WRT 3, I agree with you. I would go as far as deleting the PhasedBroadcast infrastructure all together. I don't see much value in maintaining both implementations.
@mobernabeu good! The only sad thing is that we can't entirely remove the horror because of the visualisation stuff. That can't be replaced by an MPI collective because the sizes of inputs and output of the reduction function are not the same.
And we're definitely OK with requiring MPI 3.0? I think it's reasonable.
What a great reason to deprecate the runtime visualisation stuff, isn't it? :smile: I would be happy to put that code in a separate branch and move on without it.
I remember there were some attempts at decoupling runtime visualisation from HemeLB during CRESTA. Any comments @djgroen?
I'm fine with moving to MPI 3.0. Is it safe to assume that most supercomputers currently support this version of the standard?
I have just had an idea: I can propose a data science MSc project to sort out the vis for HemeLB. Rip out the hand made stuff and put something real in (e.g. VTK/Paraview/the DLR thing). And then get rid of it.
:+1:
Since, I was about to start some MPI, I figured I would try and see I could get the nbc branch to work with master.
So nbc_rebase is a rebase of this branch onto master (I think rebasing will make it easier to then merge nbc with the red-blood-cell branch). The tests pass. But regression still segfaults when run with more than one processor.
I may or may not have time to figure out what is going wrong, but the rebase is there if you want to use it, @rupertnash.
Thanks, I started looking into this. There was a problem with the debugger which I've fixed on this branch.
I guess the PR #591 is now defunct?
I've also chased up the OpenMPI bug. It is fixed on Github and will be released in v 1.10.1
This commit is the fix from which you may be able to patch your install: https://github.com/open-mpi/ompi/commit/c99a8a55babe6d260c96332bbe85ce8ac496edbb
Hi chaps,
So I just had a think about this and have the following design for the WhateverTesters, apropos of my point 2 above (Switch from MPI_Wait to MPI_Test for the monitoring parts).

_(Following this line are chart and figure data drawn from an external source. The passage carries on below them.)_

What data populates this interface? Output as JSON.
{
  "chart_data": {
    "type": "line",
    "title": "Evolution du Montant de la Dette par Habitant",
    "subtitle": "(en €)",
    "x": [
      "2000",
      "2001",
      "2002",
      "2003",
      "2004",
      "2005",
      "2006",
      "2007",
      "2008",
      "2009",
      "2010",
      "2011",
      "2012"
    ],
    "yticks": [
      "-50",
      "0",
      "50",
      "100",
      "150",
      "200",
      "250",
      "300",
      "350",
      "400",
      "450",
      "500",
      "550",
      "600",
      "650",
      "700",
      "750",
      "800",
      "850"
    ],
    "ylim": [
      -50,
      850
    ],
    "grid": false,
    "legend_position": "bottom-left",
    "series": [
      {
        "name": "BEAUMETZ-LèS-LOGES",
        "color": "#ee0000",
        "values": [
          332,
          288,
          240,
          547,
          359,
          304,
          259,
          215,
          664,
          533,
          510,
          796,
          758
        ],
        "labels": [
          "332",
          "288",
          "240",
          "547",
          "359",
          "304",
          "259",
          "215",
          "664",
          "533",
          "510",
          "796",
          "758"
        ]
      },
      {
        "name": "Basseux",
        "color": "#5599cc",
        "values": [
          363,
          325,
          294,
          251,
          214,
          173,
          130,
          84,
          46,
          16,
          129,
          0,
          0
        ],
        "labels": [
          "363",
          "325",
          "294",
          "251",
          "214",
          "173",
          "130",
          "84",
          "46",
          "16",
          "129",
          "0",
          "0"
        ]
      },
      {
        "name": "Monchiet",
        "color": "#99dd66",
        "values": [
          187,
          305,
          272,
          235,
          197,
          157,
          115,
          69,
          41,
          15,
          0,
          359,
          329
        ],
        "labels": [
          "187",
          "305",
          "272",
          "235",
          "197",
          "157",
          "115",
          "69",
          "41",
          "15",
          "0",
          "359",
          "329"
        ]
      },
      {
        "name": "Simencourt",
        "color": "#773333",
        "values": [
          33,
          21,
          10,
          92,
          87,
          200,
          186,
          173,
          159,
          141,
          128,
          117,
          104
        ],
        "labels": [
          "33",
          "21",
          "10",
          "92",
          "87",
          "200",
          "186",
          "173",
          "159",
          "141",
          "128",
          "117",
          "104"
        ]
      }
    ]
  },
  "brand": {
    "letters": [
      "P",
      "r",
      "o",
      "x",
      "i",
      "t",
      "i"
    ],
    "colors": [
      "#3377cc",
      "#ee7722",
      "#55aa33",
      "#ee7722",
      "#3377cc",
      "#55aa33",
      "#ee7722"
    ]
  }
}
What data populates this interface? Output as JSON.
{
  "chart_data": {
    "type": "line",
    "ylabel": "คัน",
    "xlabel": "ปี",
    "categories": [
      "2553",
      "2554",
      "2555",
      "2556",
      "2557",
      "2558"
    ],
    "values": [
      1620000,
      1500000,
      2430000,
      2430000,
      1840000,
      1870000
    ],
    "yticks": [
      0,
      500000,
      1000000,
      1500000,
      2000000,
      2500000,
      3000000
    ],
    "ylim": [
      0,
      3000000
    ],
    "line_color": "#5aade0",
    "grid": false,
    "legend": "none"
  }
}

I'd appreciate your thoughts on this before I implement. The table shows the actions for each Step
of a Phase
depending on whether a collective is in flight or not at that moment.
Step | running = false | running = true |
---|---|---|
BeginAll | Start here | |
BeginPhase / RequestComms | NOP | NOP |
PreSend | Check local stability | NOP |
Send | MPI_Iallreduce - set running = true | NOP |
PreWait / PreRecv | NOP | NOP |
Wait | NOP | MPI_Test; if done set running = false |
EndPhase / PostReceive | SetState | NOP |
The SteeringComponent
is trickier because ideally it should only execute on demand, but I don't really know how MPI feels about having all the ranks except the steering one waiting for the collective to run. I'm going to talk to one of the Epigram folks about this. My current position is that I'll refactor the current CollectiveAction
into a waiting and a testing version.
As discussed on slack, point 4 is to be resolved by removing the vis and hence the need for the tangle of horrors that is the phased broadcast
With these decisions this ticket can be closed
I was just about to submit a PR, but I noticed that there's an odd performance issue: the diffTest simulation is taking a few seconds to run as normal, but over 20 s to shut down. There's clearly something odd going on. I will investigate next week.
The work I did as part of CRESTA to use MPI 3.0 NBCs instead of the PhasedBroadcast machinery should be reexamined and merged into master.
Things to do before merge
@mobernabeu: I would appreciate you opinion on point 3
@mdavezac / @garymacindoe: I would appreciate your comments on any problems this may cause for the RBC branch merge.